Губернатор: «Вас привели в Мацмай с Кунашира, вы совершали прогулки. Следовательно, для вас не было секретом, что остров покрыт высокими горами, а в горах далеко не уйдешь. По берегам же сплошь людные селения. Поступок ваш не походит ли на безрассудство? Или на ребячество?»
Головнин: «Пусть так. Однако ж мы шли неделю, никто нас не заметил. Поступок наш был отчаянный, он может казаться ребяческим или безрассудным. Вам, японцам, может казаться. Мы так не думаем. Наше положение нас извиняло: возвратиться в Россию или умереть в лесах, в море».
Губернатор: «Но зачем же ходить столь далеко? Вы и здесь могли лишить себя жизни».
Головнин: «Здесь была бы верная смерть да притом от собственных рук. А так мы могли бы с помощью божьей достичь отечества».
Губернатор: «Ну хорошо. В России что вы сказали бы о японцах?»
Головнин: «Все, что видели и слышали. Не прибавляя и не убавляя».
Губернатор: «А Мур? Вы вернулись бы без него. Что сказал бы ваш государь? Похвалил бы вас за то, что оставили товарища?»
Головнин: «Правда, если б Мур был болен и не мог нам сопутствовать, тогда поступок наш можно было назвать бесчеловечным. Но он добровольно пожелал остаться в Японии».
Губернатор: «Знали ли вы, что, если б вам удалось уйти, я и многие другие чиновники лишились бы жизни?»
Головнин: «Караульные, как в Европе, должны были б пострадать. Но мы не думали, что ваши законы столь жестоки».
Губернатор: «Есть ли в Европе закон, разрешающий бегство?»
Головнин: «Писаного закона нет, но, не дав честного слова, уходить позволительно».
Губернатор: «Если бы вы были японцами и ушли из-под караула, последствия для вас были б дурные. Но вы, иностранцы, не знаете наших законов.

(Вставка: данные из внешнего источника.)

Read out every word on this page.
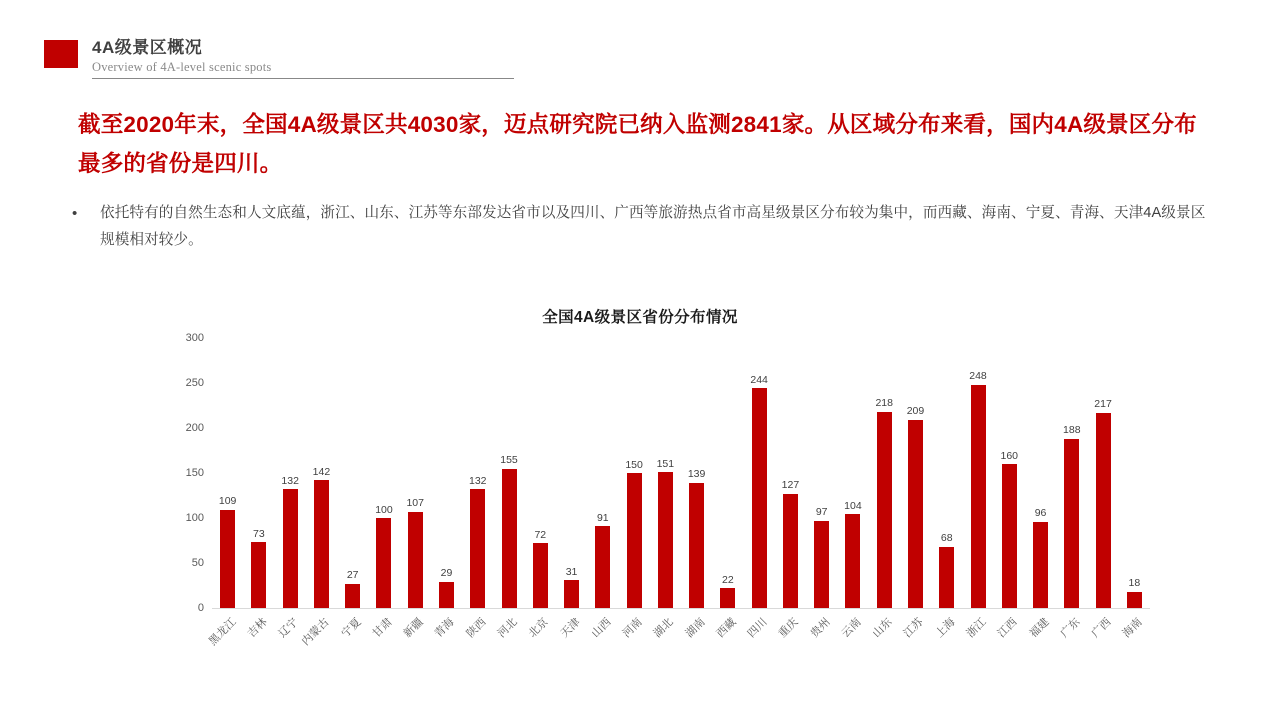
4A级景区概况
Overview of 4A-level scenic spots
截至2020年末，全国4A级景区共4030家，迈点研究院已纳入监测2841家。从区域分布来看，国内4A级景区分布最多的省份是四川。
•	依托特有的自然生态和人文底蕴，浙江、山东、江苏等东部发达省市以及四川、广西等旅游热点省市高星级景区分布较为集中，而西藏、海南、宁夏、青海、天津4A级景区规模相对较少。
全国4A级景区省份分布情况
0
50
100
150
200
250
300
109
73
132
142
27
100
107
29
132
155
72
31
91
150 151
139
22
244
127
97
104
218
209
68
248
160
96
188
217
18
黑龙江 吉林 辽宁 内蒙古 宁夏 甘肃 新疆 青海 陕西 河北 北京 天津 山西 河南 湖北 湖南 西藏 四川 重庆 贵州 云南 山东 江苏 上海 浙江 江西 福建 广东 广西 海南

И ушли вы без намерения сделать вред японцам. Цель ваша была единственно достигнуть своего отечества. Отечество всякий человек должен любить более всего на свете. И потому я доброго мнения о вас не переменил. Впрочем, не знаю, как поступок ваш расценит правительство. Но обещаю стараться в вашу пользу. Так точно, как и прежде».
Старался ли? Это, вероятно, знают японские архивисты. Все же можно предположить, что губернатор не лгал. Головнин отмечает: он не боялся говорить правду высшему правительству. К тому же правитель Мацмая не принадлежал к рьяным поборникам «закрытых дверей». Политика эта вызывала у него саркастическую улыбку: «Солнце, луна и звезды, творение рук божьих, в течении своем непостоянны и подвержены переменам, а японцы хотят, чтобы их законы, составленные слабыми смертными, были вечны и непременны; такое желание есть желание смешное, безрассудное».